Poontang, all business, was wearing a sweatshirt on which were emblazoned the letters “Kansas City, Mo., Jaycees Marbles Tournament Champion 1954-55-56-57” and a pair of faded jeans that did not entirely hide her wicked silhouette.
She’s trying to “psyche” me, Bond thought. All right, I know she’s a good marbles shooter. But there are a few things she doesn’t know about me, which I’ll tell her in good time.
Pine trees and thick clumps of bushes encircled the brown patch of earth she had selected.
“Buster, I think we’ll start off with a little game called ‘in-the-hole.’”
“That’s how it may end up, too,” Bond jested lightly.
Preferring to ignore his quickie, she said: “You’re an Israeli and I don’t expect you know much about our games. But I’ll teach you this simple one. I’ve dug a hole over there”—she indicated a depression about four feet away—”and over here I’ll make two parallel lines about three feet apart.” She busily drew them in the earth with her sneaker tips. “Now we stand on this line and trawl—throw the marble—to that line. One closest to the line goes first. He, but it’s gonna be she, buster, then shoots at the hole. So does the second player. One closest to the hole gets the next shot. Object is to get into the hole first ‘cause then you’re eligible to shoot at the other guy’s mib. If you hit the mib, it’s yours. Or rather it’s mine, Hercules. And it’s twenty smackeroos for me. Here—take a shooter.”
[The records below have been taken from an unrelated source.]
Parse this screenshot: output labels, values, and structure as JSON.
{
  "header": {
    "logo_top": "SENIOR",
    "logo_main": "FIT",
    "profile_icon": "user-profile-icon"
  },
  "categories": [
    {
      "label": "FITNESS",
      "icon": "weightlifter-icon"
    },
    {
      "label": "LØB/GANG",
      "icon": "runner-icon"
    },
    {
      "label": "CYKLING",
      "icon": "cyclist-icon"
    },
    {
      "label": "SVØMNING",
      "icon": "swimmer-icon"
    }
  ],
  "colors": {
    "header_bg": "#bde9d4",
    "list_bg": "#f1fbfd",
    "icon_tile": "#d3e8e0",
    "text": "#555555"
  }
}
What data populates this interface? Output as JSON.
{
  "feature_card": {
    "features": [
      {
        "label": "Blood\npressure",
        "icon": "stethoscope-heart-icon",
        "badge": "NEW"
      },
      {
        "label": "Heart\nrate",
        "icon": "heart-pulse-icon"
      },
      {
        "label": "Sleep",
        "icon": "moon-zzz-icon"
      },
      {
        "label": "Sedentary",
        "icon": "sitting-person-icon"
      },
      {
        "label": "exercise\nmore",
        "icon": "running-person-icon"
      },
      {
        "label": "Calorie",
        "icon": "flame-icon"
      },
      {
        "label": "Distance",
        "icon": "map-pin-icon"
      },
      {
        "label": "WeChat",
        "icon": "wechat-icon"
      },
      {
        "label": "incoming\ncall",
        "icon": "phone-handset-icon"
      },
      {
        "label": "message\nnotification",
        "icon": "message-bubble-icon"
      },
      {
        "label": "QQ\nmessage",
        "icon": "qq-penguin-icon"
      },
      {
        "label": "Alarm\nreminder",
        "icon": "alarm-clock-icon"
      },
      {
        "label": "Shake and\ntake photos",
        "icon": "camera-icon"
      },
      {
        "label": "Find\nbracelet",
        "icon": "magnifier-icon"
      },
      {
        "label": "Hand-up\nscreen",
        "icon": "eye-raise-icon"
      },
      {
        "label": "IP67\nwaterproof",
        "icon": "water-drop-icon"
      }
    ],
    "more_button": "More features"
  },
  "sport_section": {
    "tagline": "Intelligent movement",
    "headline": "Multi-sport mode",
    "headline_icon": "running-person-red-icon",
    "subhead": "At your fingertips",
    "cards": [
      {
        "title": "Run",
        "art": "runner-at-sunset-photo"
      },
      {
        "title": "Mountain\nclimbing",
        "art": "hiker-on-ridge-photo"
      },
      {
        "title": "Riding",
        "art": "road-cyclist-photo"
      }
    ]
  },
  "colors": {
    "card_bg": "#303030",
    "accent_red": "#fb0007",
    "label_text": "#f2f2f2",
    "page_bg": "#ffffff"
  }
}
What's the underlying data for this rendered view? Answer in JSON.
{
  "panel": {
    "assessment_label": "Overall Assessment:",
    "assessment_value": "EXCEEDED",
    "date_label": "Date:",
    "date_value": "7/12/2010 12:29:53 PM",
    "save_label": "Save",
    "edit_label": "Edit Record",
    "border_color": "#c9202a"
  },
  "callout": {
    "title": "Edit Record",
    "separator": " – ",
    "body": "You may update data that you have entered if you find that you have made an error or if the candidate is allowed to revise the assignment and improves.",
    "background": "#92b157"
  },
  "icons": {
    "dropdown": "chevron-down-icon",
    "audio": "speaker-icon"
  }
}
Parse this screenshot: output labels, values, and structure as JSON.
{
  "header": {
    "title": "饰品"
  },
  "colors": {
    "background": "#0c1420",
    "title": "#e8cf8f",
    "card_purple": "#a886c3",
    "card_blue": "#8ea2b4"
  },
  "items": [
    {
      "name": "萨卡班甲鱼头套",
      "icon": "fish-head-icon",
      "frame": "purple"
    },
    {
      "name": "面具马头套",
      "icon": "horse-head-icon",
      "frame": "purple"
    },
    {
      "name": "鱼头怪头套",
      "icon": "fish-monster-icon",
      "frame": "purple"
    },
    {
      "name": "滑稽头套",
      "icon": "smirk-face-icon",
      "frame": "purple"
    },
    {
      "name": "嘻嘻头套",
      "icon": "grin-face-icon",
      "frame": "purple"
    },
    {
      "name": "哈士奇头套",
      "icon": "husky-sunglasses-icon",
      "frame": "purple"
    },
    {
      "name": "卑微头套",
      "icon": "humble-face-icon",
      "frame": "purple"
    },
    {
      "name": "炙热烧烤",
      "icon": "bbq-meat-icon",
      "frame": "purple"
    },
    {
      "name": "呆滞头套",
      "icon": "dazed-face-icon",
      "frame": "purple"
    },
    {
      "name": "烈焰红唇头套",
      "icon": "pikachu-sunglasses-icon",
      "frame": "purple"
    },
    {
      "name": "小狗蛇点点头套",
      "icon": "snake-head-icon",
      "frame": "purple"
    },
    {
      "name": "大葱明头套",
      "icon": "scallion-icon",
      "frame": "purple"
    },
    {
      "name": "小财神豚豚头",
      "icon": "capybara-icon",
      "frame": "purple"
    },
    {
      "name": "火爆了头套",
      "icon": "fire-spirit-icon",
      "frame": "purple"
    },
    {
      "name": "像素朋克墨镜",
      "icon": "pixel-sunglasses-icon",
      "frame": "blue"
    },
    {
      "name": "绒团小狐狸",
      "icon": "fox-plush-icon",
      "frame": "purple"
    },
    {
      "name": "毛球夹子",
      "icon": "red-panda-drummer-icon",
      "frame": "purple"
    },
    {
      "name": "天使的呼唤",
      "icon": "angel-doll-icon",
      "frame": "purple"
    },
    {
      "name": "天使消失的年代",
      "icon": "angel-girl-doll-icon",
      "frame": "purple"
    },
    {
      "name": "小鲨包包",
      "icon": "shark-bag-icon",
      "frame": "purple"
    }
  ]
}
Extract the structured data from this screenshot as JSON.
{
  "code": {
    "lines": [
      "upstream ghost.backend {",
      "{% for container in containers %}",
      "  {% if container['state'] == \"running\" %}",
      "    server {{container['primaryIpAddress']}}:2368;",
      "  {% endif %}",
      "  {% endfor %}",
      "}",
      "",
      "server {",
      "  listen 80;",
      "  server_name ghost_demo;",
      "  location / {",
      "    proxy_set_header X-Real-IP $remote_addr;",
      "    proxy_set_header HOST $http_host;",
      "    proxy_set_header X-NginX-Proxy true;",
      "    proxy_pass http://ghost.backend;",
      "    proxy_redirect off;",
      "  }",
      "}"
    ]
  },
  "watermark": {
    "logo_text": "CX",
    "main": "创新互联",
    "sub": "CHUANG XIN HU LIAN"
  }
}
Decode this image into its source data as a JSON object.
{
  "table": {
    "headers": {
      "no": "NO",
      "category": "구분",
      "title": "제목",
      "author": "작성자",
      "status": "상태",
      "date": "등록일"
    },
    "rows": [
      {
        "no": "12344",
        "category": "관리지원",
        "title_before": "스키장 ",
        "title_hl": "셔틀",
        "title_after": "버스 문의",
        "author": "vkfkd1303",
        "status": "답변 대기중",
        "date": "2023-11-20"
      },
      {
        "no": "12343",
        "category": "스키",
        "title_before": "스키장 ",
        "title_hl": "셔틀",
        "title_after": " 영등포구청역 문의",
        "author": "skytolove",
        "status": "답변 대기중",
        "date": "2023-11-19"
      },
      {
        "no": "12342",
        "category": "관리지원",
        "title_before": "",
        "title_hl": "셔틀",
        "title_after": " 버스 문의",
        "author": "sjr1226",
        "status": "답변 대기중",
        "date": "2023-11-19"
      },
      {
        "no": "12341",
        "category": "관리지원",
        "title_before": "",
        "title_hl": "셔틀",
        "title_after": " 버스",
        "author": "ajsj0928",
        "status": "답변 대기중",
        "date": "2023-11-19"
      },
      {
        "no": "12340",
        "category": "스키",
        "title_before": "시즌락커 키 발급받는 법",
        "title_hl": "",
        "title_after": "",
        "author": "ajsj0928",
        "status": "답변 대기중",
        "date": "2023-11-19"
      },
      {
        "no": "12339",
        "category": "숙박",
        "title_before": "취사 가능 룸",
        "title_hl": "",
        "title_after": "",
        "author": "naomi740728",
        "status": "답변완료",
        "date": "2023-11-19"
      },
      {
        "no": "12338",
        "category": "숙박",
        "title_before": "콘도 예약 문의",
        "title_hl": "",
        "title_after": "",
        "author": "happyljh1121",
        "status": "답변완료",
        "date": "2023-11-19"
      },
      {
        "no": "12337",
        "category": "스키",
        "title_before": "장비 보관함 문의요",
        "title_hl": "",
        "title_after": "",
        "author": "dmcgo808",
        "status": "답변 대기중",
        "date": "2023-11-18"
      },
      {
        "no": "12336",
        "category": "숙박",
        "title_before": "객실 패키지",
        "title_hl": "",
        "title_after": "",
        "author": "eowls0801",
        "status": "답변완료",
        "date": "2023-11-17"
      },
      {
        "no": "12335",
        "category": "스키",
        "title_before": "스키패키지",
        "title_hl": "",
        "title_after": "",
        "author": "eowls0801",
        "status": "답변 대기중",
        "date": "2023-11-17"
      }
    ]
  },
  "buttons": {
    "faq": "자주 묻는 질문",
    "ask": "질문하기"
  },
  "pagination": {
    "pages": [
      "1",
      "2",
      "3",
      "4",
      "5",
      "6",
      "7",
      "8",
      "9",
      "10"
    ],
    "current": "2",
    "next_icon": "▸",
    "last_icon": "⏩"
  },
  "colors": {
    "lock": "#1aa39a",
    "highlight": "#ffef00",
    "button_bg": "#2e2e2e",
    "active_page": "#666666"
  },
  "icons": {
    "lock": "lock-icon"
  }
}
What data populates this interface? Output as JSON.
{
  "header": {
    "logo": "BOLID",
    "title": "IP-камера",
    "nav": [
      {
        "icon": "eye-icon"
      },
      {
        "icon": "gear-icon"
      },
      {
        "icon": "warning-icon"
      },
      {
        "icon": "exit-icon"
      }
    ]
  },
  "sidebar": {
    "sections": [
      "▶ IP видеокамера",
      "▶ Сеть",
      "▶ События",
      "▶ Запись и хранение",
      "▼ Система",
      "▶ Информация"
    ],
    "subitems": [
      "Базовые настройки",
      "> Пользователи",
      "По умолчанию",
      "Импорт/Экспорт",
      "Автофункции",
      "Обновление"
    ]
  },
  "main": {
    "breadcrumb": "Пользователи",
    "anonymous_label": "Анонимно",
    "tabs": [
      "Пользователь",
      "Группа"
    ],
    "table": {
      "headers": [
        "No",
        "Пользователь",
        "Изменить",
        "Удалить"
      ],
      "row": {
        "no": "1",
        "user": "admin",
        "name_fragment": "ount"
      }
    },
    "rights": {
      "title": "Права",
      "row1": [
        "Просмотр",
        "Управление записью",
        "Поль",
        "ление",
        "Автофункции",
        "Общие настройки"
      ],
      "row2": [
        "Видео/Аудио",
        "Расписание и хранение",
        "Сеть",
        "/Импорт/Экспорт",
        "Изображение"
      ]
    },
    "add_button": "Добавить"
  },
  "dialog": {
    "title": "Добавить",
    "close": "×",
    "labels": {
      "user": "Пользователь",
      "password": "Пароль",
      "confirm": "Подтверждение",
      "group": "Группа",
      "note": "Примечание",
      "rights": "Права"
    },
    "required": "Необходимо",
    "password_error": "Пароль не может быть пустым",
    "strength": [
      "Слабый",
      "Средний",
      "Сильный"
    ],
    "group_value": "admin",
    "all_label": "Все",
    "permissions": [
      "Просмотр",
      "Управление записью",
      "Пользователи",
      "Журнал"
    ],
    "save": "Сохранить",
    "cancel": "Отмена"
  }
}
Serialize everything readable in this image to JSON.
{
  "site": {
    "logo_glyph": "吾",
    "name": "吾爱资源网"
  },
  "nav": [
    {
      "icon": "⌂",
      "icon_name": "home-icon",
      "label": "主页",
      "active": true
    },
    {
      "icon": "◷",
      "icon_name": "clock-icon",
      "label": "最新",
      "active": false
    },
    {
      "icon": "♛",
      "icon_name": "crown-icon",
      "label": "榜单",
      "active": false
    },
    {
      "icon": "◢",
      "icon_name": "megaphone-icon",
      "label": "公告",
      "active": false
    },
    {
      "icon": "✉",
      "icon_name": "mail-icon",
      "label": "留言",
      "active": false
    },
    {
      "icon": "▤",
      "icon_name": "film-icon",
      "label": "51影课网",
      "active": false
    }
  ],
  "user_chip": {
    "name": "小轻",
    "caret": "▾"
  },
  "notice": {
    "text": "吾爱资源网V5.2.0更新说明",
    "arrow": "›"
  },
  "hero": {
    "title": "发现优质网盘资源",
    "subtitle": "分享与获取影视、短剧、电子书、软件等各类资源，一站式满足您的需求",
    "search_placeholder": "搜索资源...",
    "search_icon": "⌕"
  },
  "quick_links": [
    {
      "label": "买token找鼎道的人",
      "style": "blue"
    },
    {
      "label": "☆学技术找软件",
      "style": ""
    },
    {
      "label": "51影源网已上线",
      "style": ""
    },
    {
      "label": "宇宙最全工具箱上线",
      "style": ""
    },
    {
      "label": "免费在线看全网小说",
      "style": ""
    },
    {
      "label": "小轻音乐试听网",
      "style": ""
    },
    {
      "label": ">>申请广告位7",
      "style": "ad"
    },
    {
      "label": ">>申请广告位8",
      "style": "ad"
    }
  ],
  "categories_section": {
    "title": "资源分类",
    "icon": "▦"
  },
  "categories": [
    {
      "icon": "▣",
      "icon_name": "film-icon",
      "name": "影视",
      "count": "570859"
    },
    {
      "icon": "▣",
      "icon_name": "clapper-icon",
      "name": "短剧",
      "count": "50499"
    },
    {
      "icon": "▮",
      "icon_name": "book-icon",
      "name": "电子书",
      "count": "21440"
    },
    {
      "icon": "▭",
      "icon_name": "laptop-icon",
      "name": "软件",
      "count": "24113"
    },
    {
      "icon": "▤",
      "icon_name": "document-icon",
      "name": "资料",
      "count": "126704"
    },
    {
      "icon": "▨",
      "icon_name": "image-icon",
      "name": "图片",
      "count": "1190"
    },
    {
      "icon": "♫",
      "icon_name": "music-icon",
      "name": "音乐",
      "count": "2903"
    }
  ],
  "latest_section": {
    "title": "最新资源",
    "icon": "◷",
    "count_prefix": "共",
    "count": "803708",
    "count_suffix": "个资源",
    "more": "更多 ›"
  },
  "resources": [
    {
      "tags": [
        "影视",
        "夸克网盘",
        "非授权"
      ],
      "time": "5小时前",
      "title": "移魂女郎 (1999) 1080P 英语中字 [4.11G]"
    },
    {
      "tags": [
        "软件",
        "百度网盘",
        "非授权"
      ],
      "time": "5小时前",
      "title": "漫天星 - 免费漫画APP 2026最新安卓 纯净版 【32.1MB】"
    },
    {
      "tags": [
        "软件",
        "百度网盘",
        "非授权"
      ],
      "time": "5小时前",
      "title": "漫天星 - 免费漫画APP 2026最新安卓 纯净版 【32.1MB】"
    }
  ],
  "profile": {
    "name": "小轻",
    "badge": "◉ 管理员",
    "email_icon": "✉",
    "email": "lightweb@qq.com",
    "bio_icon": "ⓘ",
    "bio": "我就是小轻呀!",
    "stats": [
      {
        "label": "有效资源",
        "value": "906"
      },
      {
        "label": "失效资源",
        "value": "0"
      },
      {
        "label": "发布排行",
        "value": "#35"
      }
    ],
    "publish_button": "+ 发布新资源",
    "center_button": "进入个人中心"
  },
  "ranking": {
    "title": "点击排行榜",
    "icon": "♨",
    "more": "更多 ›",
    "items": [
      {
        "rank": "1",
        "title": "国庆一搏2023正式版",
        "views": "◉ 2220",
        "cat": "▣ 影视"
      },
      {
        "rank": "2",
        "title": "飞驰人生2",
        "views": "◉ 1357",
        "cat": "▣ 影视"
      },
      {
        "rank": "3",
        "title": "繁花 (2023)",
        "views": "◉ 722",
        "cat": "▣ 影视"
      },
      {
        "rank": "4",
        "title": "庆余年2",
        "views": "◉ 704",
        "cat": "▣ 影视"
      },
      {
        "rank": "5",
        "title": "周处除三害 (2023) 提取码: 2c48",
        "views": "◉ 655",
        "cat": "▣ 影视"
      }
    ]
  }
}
They stood at the first trawling line, peering intently at the second. She wound up like a baseball pitcher, then with startling delicacy let it fly. It landed about two inches from the second line. “Trawl,” she said with a pleased expression. He did so. His landed six inches away.
“I’m first!” she cried triumphantly and for a moment she was the rock-hard sophisticate no longer, just an eager young girl with wind-blown hair on a spring day in Missouri.
She knelt, holding her blue marble in the V of her forefinger, shoving her thumb forward. It skittered along the loam, straight into the hole. On the first shot!
Lucky, Bond mused, particularly because of the way she shoots. It’s a fairly accurate style, but not basically powerful.
“I’m in, buster! Now you’re in trouble. Either you’ve gotta make the hole on the first shot or stay away. Because I’m now eligible to knock the crap out of your aggie.”
Sticky situation, he conceded. He bent over and duplicated her shooting method, affixing his red alley in the V-position, fired toward the hole. It stopped about two feet away.
“Spansies! Spansies!” she bubbled in delight. “That means, Richard the Chicken-Hearted, that since I’m in the hole already I can take the span of my hand, either once or twice, and move my shooter closer to yours. That’s one of the privileges you get when you’re in first. And,” she paused dramatically, “I’ll take double spansies—if you please.”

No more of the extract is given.